O contador que virou mentor do golpe

O principal alvo da operação é um contador que usava seus conhecimentos técnicos para fabricar centenas de CNPJs e dar aparência de legalidade a golpes de comércio eletrônico.

Segundo as investigações da Delegacia Especializada de Repressão a Crimes Informáticos (DRCI), o grupo criou empresas de fachada para lavar milhões de reais obtidos por meio de sites falsos de e-commerce, que vendiam produtos que jamais eram entregues aos consumidores.

O contador se apresentava nas redes sociais como “especialista em dropshipping e iGaming”, ostentando uma imagem de sucesso no ramo digital.

310 empresas criadas

O inquérito teve início após alerta da Secretaria de Estado de Fazenda (Sefaz) sobre a criação massiva de empresas por um mesmo profissional.

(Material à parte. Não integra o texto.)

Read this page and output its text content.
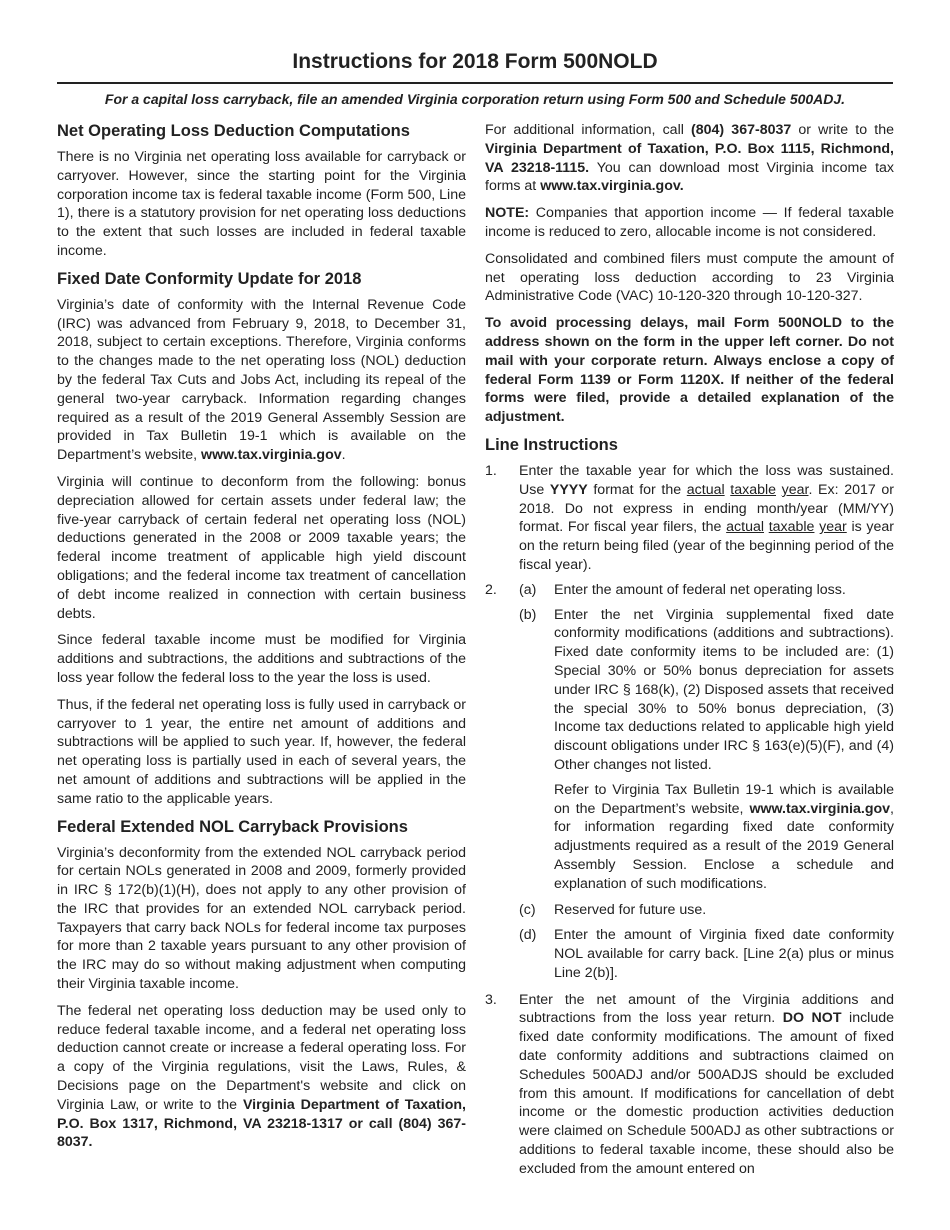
Instructions for 2018 Form 500NOLD

For a capital loss carryback, file an amended Virginia corporation return using Form 500 and Schedule 500ADJ.

Net Operating Loss Deduction Computations

There is no Virginia net operating loss available for carryback or carryover. However, since the starting point for the Virginia corporation income tax is federal taxable income (Form 500, Line 1), there is a statutory provision for net operating loss deductions to the extent that such losses are included in federal taxable income.

Fixed Date Conformity Update for 2018

Virginia’s date of conformity with the Internal Revenue Code (IRC) was advanced from February 9, 2018, to December 31, 2018, subject to certain exceptions. Therefore, Virginia conforms to the changes made to the net operating loss (NOL) deduction by the federal Tax Cuts and Jobs Act, including its repeal of the general two-year carryback. Information regarding changes required as a result of the 2019 General Assembly Session are provided in Tax Bulletin 19-1 which is available on the Department’s website, www.tax.virginia.gov.

Virginia will continue to deconform from the following: bonus depreciation allowed for certain assets under federal law; the five-year carryback of certain federal net operating loss (NOL) deductions generated in the 2008 or 2009 taxable years; the federal income treatment of applicable high yield discount obligations; and the federal income tax treatment of cancellation of debt income realized in connection with certain business debts.

Since federal taxable income must be modified for Virginia additions and subtractions, the additions and subtractions of the loss year follow the federal loss to the year the loss is used.

Thus, if the federal net operating loss is fully used in carryback or carryover to 1 year, the entire net amount of additions and subtractions will be applied to such year. If, however, the federal net operating loss is partially used in each of several years, the net amount of additions and subtractions will be applied in the same ratio to the applicable years.

Federal Extended NOL Carryback Provisions

Virginia’s deconformity from the extended NOL carryback period for certain NOLs generated in 2008 and 2009, formerly provided in IRC § 172(b)(1)(H), does not apply to any other provision of the IRC that provides for an extended NOL carryback period. Taxpayers that carry back NOLs for federal income tax purposes for more than 2 taxable years pursuant to any other provision of the IRC may do so without making adjustment when computing their Virginia taxable income.

The federal net operating loss deduction may be used only to reduce federal taxable income, and a federal net operating loss deduction cannot create or increase a federal operating loss. For a copy of the Virginia regulations, visit the Laws, Rules, & Decisions page on the Department's website and click on Virginia Law, or write to the Virginia Department of Taxation, P.O. Box 1317, Richmond, VA 23218-1317 or call (804) 367-8037.

For additional information, call (804) 367-8037 or write to the Virginia Department of Taxation, P.O. Box 1115, Richmond, VA 23218-1115. You can download most Virginia income tax forms at www.tax.virginia.gov.

NOTE: Companies that apportion income — If federal taxable income is reduced to zero, allocable income is not considered.

Consolidated and combined filers must compute the amount of net operating loss deduction according to 23 Virginia Administrative Code (VAC) 10-120-320 through 10-120-327.

To avoid processing delays, mail Form 500NOLD to the address shown on the form in the upper left corner. Do not mail with your corporate return. Always enclose a copy of federal Form 1139 or Form 1120X. If neither of the federal forms were filed, provide a detailed explanation of the adjustment.

Line Instructions
1. Enter the taxable year for which the loss was sustained. Use YYYY format for the actual taxable year. Ex: 2017 or 2018. Do not express in ending month/year (MM/YY) format. For fiscal year filers, the actual taxable year is year on the return being filed (year of the beginning period of the fiscal year).
2. (a) Enter the amount of federal net operating loss.
(b) Enter the net Virginia supplemental fixed date conformity modifications (additions and subtractions). Fixed date conformity items to be included are: (1) Special 30% or 50% bonus depreciation for assets under IRC § 168(k), (2) Disposed assets that received the special 30% to 50% bonus depreciation, (3) Income tax deductions related to applicable high yield discount obligations under IRC § 163(e)(5)(F), and (4) Other changes not listed.

Refer to Virginia Tax Bulletin 19-1 which is available on the Department’s website, www.tax.virginia.gov, for information regarding fixed date conformity adjustments required as a result of the 2019 General Assembly Session. Enclose a schedule and explanation of such modifications.

(c) Reserved for future use.
(d) Enter the amount of Virginia fixed date conformity NOL available for carry back. [Line 2(a) plus or minus Line 2(b)].
3. Enter the net amount of the Virginia additions and subtractions from the loss year return. DO NOT include fixed date conformity modifications. The amount of fixed date conformity additions and subtractions claimed on Schedules 500ADJ and/or 500ADJS should be excluded from this amount. If modifications for cancellation of debt income or the domestic production activities deduction were claimed on Schedule 500ADJ as other subtractions or additions to federal taxable income, these should also be excluded from the amount entered on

Entre 2020 e 2024, foram identificadas 310 empresas abertas em nome do investigado, 182 já estavam baixadas ou suspensas.

A maioria possuía o mesmo endereço em Cuiabá, onde funcionava uma sala comercial sem qualquer identificação física, usada apenas como fachada.

Os CNPJs eram abertos em nome de “laranjas”, geralmente jovens de baixa renda de outros estados, e usados para registrar sites falsos de venda de brinquedos, roupas e cosméticos, entre outros produtos.

Os sites eram impulsionados com anúncios patrocinados em redes sociais, e em um dos casos, clonaram o site de uma marca famosa de cosméticos para aplicar os golpes.

As vítimas, de diversas regiões do país, pagavam via Pix ou cartão, mas nunca recebiam as mercadorias. As páginas acumulavam centenas de reclamações no Reclame Aqui.

Crimes e penas

O grupo é investigado pelos crimes de associação criminosa, fraude eletrônica, lavagem de dinheiro e crimes contra as relações de consumo.

O mentor do esquema foi preso preventivamente e poderá responder a processos que somam penas de até 25 anos de prisão.